E’ bastato uno scatto “rubato” diventato virale, postato su Twitter da Shari Dunaway, neurologa dell’Ohio State Universty Wexner Medical Center, per fare diventare Shiloh una vera e propria star del web. Protagonista della curiosa storia che sta facendo il giro del pianeta un cucciolone di Labrador Retriever color crema, impegnato in ospedale nei reparti dove si utilizza la pet therapy, con lo scopo di portare un sorriso e un po’ di dolcezza a degenti e dipendenti, per abbassarne il tasso di stress causato dalle molte ore di lavoro. 

Il suo dolcissimo sguardo fa il giro del mondo

Shiloh stava posando per lo foto del badge, di routine e obbligatorio per ogni dipendente (anche se a 4 zampe!), ed è diventato nel giro di pochi minuti, il cane per eccellenza. “Il mio ospedale ha assunto un nuovo impiegato e il suo unico lavoro è quello di andare in giro a salutare gli altri mentre lavorano”- aveva “cinguettato” su Twitter la dottoressa, molto divertita. Il Golden appartiene a Mrs. Mary Justice ed è nato il 3 settembre 2017. Inseparabile dall’ orsetto Billie, il suo giocattolo preferito, ha due grandi amici: suo fratello Grady e il gatto, Izzy.

Il programma Buckeye Paws dell’ ospedale

Shiloh in realtà è l’ultimo arruolato e fa parte di una equipe di quattro cani del #BuckeyePaws dell’ospedale. Ma come vengono scelti questi angeli a 4 zampe, per assolvere un compito così importante? Devono avere almeno compiuto un anno, essere in buona salute e avere il libretto delle vaccinazioni aggiornato. I Pet Pals devono essere guidati dai volontari che, a loro volta, devono compilare una domanda, partecipare a un corso di orientamento e firmare un modulo di riservatezza, fondamentale per la privacy dei pazienti. 

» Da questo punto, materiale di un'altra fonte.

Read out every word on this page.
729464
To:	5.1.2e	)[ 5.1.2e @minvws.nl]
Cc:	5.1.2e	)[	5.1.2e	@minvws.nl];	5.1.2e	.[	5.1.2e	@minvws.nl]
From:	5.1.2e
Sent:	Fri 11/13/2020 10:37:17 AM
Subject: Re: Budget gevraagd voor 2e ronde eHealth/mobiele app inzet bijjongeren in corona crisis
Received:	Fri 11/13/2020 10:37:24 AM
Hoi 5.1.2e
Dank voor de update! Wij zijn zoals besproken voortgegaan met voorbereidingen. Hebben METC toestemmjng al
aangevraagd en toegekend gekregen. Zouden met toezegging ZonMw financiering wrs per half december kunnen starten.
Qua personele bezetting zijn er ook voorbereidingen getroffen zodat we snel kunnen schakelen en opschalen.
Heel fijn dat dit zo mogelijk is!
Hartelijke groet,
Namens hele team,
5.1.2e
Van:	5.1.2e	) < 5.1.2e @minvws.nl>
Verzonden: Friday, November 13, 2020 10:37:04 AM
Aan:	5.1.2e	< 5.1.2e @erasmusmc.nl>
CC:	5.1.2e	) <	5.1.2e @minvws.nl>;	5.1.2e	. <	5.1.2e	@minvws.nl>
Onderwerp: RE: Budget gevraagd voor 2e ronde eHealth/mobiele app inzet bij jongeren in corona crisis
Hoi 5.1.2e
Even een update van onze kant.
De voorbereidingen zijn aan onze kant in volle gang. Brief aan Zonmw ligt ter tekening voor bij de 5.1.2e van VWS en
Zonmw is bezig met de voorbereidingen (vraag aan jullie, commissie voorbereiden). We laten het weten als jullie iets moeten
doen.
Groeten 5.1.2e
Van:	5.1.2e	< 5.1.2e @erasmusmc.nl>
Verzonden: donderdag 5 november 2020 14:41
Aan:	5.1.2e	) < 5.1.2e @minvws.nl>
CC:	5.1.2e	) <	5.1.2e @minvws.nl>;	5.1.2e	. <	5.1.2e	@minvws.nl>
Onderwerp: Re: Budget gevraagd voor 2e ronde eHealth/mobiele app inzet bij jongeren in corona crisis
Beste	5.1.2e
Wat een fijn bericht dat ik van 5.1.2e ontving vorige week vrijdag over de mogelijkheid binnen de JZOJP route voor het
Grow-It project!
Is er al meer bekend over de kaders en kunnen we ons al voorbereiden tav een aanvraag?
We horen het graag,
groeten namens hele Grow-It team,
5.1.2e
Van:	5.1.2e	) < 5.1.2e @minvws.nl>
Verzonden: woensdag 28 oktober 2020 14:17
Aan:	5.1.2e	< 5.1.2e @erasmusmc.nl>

La PET THERAPY, una pratica terapeutica dolce

La pet therapy, neologismo anglosassone che indica la terapia dell’ animale da affezione,  è nata nel 1792 in Inghilterra, presso il York Retreat Hospital, dove lo psicologo William Tuke spinse i pazienti psichiatrici a interagire e a prendersi cura di piccoli animali. Questa co – terapia, che affianca i trattamenti più classici, rinforza e coadiuva le cure tradizionali e può essere impiegata su pazienti di qualsiasi età e patologia, con lo scopo di migliorare la qualità della vita e il proprio stato di salute, rivalutando il rapporto uomo-animale.

I benefici su bambini, anziani e disabili

I pets affiancano bambini, anziani, persone con disabilità o disturbi mentali perché interagire con un animale, significa prendersi cura di qualcuno diverso da sé. Accarezzarlo provoca un piacevole contatto fisico e stimola la creatività e la capacità di osservazione. Le recenti normative e la letteratura scientifica riconoscono cani, gatti, cavalli, conigli e asini, gli animali più adatti alla pet therapy.  Per conoscere meglio la struttura dove il dolcissimo Shiloh è operativo, basterà sfogliare il sito del Wexner Medical Center.